Economic Synopsis - March 2018

Note: All indexes and indicators shown here are experimental in nature and are not to be used for decision-making purposes. As the saying goes, 'beware of geeks bearing formulas'.

Overall, economic activity was seen somewhat weaker in the first quarter of 2018 compared to the previous quarter, as had been expected. Economic activity is expected to become more robust once again moving into the second and third quarters of 2018, however.

Current Conditions Index
Note: The CCI depicts the magnitude of the current stage of the business cycle. In other words, the high positive values seen in 2013 are indicative of the presence of an expansion with little likelihood for a recession, while current lower values are indicative of a later-stage expansion.

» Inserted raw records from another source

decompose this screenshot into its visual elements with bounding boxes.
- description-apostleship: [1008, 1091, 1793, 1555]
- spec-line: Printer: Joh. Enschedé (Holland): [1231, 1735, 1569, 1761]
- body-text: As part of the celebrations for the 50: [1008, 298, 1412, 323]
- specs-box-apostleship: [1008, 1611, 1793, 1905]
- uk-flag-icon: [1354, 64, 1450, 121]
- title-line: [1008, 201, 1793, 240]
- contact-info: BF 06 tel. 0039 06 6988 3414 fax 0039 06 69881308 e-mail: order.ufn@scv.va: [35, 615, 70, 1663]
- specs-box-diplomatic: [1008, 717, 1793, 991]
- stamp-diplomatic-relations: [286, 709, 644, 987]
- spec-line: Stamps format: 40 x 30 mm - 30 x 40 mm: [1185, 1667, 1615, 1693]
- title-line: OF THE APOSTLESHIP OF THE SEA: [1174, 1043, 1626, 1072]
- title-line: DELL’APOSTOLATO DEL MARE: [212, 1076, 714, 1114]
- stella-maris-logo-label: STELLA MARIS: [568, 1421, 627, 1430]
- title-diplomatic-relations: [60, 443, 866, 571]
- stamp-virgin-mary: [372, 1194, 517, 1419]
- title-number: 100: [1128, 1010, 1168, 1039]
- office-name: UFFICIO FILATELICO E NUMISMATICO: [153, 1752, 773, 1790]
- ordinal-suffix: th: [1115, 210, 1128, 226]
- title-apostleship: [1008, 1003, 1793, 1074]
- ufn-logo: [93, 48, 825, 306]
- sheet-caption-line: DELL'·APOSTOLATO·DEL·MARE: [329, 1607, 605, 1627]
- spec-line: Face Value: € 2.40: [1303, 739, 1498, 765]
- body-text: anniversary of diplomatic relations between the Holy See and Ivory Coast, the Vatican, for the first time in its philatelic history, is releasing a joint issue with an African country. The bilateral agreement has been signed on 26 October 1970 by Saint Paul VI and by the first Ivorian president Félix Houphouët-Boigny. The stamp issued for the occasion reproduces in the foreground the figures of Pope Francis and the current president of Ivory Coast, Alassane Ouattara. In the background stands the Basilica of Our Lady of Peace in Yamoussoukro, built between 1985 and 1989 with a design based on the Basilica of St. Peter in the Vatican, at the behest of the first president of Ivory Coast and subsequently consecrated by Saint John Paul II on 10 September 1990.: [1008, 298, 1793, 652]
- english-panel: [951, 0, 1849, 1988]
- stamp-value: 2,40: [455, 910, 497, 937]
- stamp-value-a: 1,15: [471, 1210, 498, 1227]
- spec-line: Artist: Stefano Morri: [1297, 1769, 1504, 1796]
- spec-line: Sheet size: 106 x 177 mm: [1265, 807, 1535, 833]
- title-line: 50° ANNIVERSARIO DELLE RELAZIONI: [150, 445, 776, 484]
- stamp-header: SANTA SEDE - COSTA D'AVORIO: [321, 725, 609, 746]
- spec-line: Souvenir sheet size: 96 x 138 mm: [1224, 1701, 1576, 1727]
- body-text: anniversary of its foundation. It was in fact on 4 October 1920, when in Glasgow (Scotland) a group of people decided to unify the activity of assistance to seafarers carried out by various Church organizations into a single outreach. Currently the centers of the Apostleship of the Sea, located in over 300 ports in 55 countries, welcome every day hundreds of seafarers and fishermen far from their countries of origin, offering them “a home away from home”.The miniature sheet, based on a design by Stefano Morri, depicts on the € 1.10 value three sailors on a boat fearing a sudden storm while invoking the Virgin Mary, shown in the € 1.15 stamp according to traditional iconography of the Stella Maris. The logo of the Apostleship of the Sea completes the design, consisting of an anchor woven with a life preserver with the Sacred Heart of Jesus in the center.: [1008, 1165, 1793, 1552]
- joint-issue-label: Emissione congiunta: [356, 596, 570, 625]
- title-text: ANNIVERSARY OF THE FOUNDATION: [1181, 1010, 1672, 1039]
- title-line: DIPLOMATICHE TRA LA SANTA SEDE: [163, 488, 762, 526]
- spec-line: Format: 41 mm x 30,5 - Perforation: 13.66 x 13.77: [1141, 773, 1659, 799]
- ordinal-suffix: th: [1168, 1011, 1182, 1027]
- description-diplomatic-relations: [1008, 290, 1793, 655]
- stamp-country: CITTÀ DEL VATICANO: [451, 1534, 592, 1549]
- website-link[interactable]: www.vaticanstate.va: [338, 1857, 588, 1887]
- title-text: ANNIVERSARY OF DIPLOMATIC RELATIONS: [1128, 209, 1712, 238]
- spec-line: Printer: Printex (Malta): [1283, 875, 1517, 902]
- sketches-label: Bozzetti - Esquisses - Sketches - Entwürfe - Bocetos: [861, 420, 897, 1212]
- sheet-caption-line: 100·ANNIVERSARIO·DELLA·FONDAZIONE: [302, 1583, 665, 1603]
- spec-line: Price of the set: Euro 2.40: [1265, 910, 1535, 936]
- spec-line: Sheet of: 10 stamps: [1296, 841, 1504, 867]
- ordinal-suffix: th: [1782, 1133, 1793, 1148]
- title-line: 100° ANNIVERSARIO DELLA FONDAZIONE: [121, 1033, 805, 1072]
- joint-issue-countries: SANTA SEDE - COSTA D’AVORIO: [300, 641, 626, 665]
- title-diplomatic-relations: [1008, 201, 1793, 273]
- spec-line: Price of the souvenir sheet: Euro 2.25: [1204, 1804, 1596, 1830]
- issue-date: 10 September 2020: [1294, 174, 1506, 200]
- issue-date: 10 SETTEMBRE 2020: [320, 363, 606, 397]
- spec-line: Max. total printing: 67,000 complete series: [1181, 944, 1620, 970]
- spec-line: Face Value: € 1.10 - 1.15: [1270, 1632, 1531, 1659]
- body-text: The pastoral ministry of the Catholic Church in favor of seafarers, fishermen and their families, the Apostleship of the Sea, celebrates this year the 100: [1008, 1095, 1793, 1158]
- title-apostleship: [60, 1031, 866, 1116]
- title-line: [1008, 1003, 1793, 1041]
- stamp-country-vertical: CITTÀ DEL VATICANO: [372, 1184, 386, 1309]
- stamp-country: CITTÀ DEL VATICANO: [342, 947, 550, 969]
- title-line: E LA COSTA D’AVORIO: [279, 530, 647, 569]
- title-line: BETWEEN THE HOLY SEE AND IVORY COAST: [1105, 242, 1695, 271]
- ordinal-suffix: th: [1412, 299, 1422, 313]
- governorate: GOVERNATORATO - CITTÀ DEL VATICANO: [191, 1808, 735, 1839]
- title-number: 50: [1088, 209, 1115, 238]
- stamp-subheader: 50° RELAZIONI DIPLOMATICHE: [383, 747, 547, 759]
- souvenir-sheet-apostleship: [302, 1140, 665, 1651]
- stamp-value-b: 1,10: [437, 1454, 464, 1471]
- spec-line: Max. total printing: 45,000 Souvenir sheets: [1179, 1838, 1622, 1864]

The Current Conditions Index showed a downshift in economic strength in the first quarter of 2018 compared to the last quarter of 2017, with the March 2018 value coming in roughly one unit lower than that seen in December. This fits with the narrative of the U.S. being in the late stage of this current economic expansion, as monetary policy begins to meaningfully tighten and the above-potential growth seen for much of 2017 moderates some.

Weighted Economic Leading Indicator

The Weighted Economic Leading Indicator, which aims to depict economic conditions with a roughly six month lead time, anticipated the current slow-down back in the second half of 2017. Since then, the indicator has ramped back up again, now substantially higher than lows recorded last year. This signals the likelihood of a rebound in economic strength in the second and third quarters of 2018, likely extending into Q4 (as it appears right now). However, the current values remain substantially below those seen from 2010-2013, indicating that this expansion is indeed nearing its end. Thus, while a rebound in economic activity is expected in 2018 Q2 and Q3, the risk of contractionary conditions will increase if this rebound cannot sustain itself.

New Housing Activity Index

The New Housing Activity Index confirms what the industry appears to be reporting amidst the current housing shortage- that housing activity is merely moving along, and is not at a robust level. As such, a continuation of the housing supply shortage is expected for the remainder of 2013. The index could move lower still if mortgage rates continue to rise, potentially turning away buyers already afflicted by rising home prices. Through 2018 Q3, however, the housing market looks to be stable.

Excess in Stock Markets Indicator

After peaking at nearly 20.00 in early 2018, the stock market gyrations in February sent the Excess in Stock Markets Indicator back on the decline. Despite this, the metric remains elevated, and still not far from the 30.00 watermark, historically a level reached when "excess" in stock markets was significant (i.e. the 1987 stock market crash). Given the spread between the red and blue lines, as well as the still-elevated nature of the metric, stock markets still look to have areas of excess present. Further volatility throughout 2018 can be expected, particularly against a backdrop of tightening monetary policy by global central banks and a late-stage expansion in the U.S.

Derived Recession Probabilities

Lastly, the two gauges of recession probabilities I maintain continue to stay well below the 50% mark. The primary Derived Probability gauge held steady month-over-month at ~27%, while the experimental companion to that gauge (the gray line) fell further to a more-than-two year low of ~20%. This fits in with the indicators reviewed above, highlighting the expectation of continued benign economic conditions through 2018 Q2 and Q3, potentially Q4 as well. This could certainly change with the advent of a U.S./China trade war, aggressive tightening of global monetary policy, or a sustained slowdown in the European Union and/or China.